I’m a physicist, more computational than theoretical, and this stuff is mostly beyond me. Great explanation, Mathochist!
One note: I believe “‘gravitational waves’ are solutions of the GR equations in our regular everyday spacetime with no mass-energy present” is incorrect. Gravitational waves have both energy and momentum, but no associated matter (which is probably what you were thinking of).
Gravitational waves are vacuum solutions to the GR equation.
The Einstein tensor is on one side of the equation, and the stress-energy tensor is on the other. Gravitational waves are solutions of the equation you get when you set the stress-energy equal to zero, so the Einstein tensor must vanish as well. Equivalently (to the vanishing of the Einstein tensor), the Ricci tensor vanishes, and the space is “Ricci flat”, which is the conclusion of the C-Y theorem.

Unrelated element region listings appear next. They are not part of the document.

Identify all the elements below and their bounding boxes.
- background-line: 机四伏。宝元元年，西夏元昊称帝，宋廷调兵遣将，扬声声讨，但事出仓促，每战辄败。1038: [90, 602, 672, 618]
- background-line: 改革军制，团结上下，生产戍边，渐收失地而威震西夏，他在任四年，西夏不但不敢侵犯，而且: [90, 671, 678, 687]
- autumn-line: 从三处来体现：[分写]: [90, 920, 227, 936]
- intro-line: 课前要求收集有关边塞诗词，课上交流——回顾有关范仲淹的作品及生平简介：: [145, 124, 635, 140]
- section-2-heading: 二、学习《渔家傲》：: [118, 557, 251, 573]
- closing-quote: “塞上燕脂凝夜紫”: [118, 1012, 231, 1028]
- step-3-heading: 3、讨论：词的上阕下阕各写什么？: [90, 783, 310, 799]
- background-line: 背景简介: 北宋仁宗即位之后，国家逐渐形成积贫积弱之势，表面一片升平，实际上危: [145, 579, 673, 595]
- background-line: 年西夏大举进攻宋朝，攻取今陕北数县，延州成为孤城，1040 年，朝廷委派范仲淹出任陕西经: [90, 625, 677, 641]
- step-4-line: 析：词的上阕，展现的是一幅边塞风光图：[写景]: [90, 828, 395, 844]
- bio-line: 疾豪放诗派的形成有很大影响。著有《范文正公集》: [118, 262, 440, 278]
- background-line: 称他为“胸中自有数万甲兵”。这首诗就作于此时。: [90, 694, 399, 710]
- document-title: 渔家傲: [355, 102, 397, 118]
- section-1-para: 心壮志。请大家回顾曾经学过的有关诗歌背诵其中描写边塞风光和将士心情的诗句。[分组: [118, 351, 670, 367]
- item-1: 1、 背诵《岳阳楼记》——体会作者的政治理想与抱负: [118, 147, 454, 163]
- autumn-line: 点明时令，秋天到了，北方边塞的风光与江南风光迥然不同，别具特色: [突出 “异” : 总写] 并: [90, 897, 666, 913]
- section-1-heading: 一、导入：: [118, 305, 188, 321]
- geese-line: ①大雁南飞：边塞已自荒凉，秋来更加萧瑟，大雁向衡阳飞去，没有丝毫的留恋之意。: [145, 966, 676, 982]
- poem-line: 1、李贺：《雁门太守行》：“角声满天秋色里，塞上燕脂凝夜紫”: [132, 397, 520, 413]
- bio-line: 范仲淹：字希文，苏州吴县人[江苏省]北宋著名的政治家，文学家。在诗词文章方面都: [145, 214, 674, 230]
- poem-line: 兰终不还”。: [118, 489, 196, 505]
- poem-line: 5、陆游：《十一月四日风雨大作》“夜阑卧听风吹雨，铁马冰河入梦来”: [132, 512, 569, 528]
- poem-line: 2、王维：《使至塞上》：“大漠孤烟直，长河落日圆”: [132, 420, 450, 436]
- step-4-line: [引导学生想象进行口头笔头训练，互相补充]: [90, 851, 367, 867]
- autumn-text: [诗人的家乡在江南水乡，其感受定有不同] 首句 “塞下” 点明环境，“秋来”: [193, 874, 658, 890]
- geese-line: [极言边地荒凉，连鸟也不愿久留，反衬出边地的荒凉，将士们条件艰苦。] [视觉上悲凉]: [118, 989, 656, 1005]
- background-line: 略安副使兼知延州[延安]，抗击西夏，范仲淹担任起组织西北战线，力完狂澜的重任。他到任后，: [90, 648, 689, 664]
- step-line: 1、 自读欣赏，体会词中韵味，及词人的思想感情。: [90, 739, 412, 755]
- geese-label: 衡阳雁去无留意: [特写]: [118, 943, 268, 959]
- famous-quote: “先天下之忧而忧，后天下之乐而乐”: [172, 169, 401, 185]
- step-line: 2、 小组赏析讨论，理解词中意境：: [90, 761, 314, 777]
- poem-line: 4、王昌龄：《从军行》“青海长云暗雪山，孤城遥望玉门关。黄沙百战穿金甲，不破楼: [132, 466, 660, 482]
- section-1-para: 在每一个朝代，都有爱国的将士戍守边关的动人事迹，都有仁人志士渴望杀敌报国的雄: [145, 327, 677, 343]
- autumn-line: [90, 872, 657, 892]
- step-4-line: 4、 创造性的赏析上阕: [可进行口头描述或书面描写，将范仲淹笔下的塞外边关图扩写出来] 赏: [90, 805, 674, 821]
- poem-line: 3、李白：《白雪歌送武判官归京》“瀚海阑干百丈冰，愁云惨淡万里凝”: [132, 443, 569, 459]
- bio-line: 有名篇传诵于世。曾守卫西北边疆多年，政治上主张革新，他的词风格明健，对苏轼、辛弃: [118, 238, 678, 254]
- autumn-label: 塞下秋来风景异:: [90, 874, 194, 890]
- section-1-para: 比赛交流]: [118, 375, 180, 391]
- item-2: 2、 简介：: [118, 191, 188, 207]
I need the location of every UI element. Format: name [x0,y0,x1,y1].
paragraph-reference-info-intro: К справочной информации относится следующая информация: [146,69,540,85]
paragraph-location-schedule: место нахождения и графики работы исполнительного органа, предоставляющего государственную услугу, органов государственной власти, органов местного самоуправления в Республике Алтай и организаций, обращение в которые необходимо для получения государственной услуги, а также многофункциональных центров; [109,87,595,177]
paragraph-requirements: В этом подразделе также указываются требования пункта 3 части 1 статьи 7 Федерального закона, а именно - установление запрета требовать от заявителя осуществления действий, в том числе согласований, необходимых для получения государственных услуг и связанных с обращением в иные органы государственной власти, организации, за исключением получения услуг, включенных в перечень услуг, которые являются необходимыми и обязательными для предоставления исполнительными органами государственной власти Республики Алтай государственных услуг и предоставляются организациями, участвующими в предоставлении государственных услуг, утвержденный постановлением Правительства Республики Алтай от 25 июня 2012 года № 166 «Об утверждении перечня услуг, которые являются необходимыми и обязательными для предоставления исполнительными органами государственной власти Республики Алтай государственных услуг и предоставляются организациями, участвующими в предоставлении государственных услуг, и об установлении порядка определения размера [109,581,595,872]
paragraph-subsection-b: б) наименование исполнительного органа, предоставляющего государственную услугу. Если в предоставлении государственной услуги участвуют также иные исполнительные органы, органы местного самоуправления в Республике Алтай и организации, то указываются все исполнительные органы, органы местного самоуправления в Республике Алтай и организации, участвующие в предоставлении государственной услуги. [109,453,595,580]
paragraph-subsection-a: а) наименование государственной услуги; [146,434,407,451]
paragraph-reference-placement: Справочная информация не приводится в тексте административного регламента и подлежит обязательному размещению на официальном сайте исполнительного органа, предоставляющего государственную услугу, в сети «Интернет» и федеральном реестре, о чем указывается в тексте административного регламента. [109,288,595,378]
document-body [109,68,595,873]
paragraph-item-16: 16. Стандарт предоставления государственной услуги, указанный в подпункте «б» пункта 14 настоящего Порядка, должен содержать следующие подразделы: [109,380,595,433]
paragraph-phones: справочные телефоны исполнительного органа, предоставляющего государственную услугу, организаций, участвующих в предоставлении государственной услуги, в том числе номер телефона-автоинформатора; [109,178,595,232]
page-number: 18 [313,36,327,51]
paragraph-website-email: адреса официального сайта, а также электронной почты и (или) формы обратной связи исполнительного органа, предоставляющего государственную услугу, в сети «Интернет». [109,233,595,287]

I’ll defer to your mathematics, Mathochist, but I can’t understand how a gravitational wave could not have energy and momentum. How else could they be detectable? Wikipedia’s Gravitational Radiation entry (a non-authoritave cite) indicates that they do.
I understand and agree that gravitational waves are vacuum solutions. After all, they do not require matter. Does the stress-energy tensor only apply to rest mass/energy?
An analogy to electromagnetics: e-m waves are vacuum solutions to Maxwell’s equations, yet they have both energy and momentum.
Ah, looking at Wikipedia’s Stress-energy Tensor, I believe the answer is the tensor represents non-gravitational energy. It is clearly true that a gravitational wave has no non-gravitational mass/energy/momentum. But it does have gravitational energy/momentum. Phew, I feel better now.
More or less. Basically, when physicists talk about “gravitational waves”, they’re really talking about a first-order perturbational solution about some background metric, usually flat spacetime. You can try to define an effective second-order perturbational stress-energy tensor for a gravitational wave, but it’s a rather subtle procedure and I won’t pretend that I thoroughly understand it.
(If perturbation theory isn’t your cup of tea, BTW, let me know and I’ll try to explain it more intuitively.)
Right, but they don’t have charge, which would be a better analogy. Just as Maxwell’s equations can be written as (derivatives of the EM field) = (currents and charges), Einstein’s equations can be written as (derivatives of the metric) = (stress-energy tensor).